Психологическое состояние Гольденцвайга, думаю, ужасно и будет еще хуже, прежде чем наконец сквозь кошмар обсессии проступит блаженство освобождения. Расставание со злом чревато физической слабостью, ведь исчезнет многолетняя подпитка! Посмотрите на лица корреспондентов федеральных каналов, на лицо самого Гольденцвайга в подборке его прошлых роликов: вы увидите гнуснейшее наслажденьице, полное сознание своего падения и часто сопутствующую ему глумливость. Не следует думать, что в этих мрачных ощущениях можно найти источник нового знания и особой творческой силы. Дьявол – великий обманщик, внушенные им экстазы бесплодны, что и доказывается поздними текстами тех же Селина и Лимонова; но эмоции это сильные, что скрывать, и обходиться без них будущим перебежчикам будет куда труднее, чем без федеральных гонораров. У оппозиции, к счастью, нет ни финансовой, ни эмоциональной «иглы»: в западные печеньки не верят даже телезрители, а никакого экстаза и самолюбования из суровой правды и повседневных унижений не извлечет даже законченный мазохист.

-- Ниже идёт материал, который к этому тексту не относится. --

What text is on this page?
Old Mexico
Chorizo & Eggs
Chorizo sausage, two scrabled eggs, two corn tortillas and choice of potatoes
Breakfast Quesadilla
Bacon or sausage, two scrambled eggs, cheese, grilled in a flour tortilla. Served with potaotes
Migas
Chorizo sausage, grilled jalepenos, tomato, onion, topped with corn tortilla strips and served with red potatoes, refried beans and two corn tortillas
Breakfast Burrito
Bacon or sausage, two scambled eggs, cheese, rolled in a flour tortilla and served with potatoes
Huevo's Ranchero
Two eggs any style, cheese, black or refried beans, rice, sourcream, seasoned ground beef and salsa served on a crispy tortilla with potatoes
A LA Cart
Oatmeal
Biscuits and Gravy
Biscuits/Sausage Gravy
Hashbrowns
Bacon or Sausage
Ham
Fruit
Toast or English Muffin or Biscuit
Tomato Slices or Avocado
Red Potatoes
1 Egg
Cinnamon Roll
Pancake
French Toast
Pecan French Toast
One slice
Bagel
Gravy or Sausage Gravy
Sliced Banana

Есть в русской литературе один поистине трагический пример, когда буквальная сделка со столь же буквальным дьяволом была расторгнута (кстати, по инициативе дьявола), но привела к поистине катастрофическим последствиям. Я говорю, конечно, о Михаиле Булгакове. Чем масштабнее личность, тем серьезнее ее плата. Булгаков написал чрезвычайно талантливый, хотя и весьма дурновкусный роман о страшном обаянии зла, о его очарованиях и прельщениях, и пьесу «Батум» на ту же тему. Его роман был опубликован советской властью и отчасти даже взят ею на вооружение – андреевскую «Розу мира», полную куда более глубоких прозрений, она небось не публиковала. Пьесу отверг сам Сталин, безошибочным чутьем почувствовав в ней слишком высокое литературное качество. Притворное, придворное, приторное искусство обязано быть эстетически омерзительным, иначе возникает стилистический диссонанс. Придворный писатель не может работать честно – он обязан быть подонком, это важный эстетический момент в пьесе под названием «Русский круг». И сделка с Булгаковым была расторгнута, после чего Булгаков заболел и через 9 месяцев умер. Я не хочу пугать тех, кто побежит сейчас из НТВ и прочей госпропаганды, а побегут многие, и неизбежно, потому что бабки кончаются, конкуренция обостряется, требования ужесточаются, и при кормушке оставят только самых-самых мерзких, таких, на которых даже начальники смотрят с легкой брезгливостью. Я просто хочу сказать, что сделки с совестью так просто не расторгаются, что дьявол берет огромную, поистине дьявольскую неустойку, что ломка будет страшной, а до катарсиса можно просто не дожить. И еще я хочу сказать, что извинений будет недостаточно. Ибо одно дело участвовать в мягкой лжи позднего застоя, и совсем другое – помогать становлению новой и беспросветно темной силы, которая вместе с собой может запросто похоронить весь мир.
Все-таки прав был Юрий Арабов в блистательном очерке о Наполеоне: злодей начинает проигрывать, как только сентиментально прислушивается к совести. Не нужна злодеям совесть. И дела не сделают, потому что для дела нужна цельность, и в рай не попадут, потому что уже много чего наделали, и вообще – посмотрите на эти лица.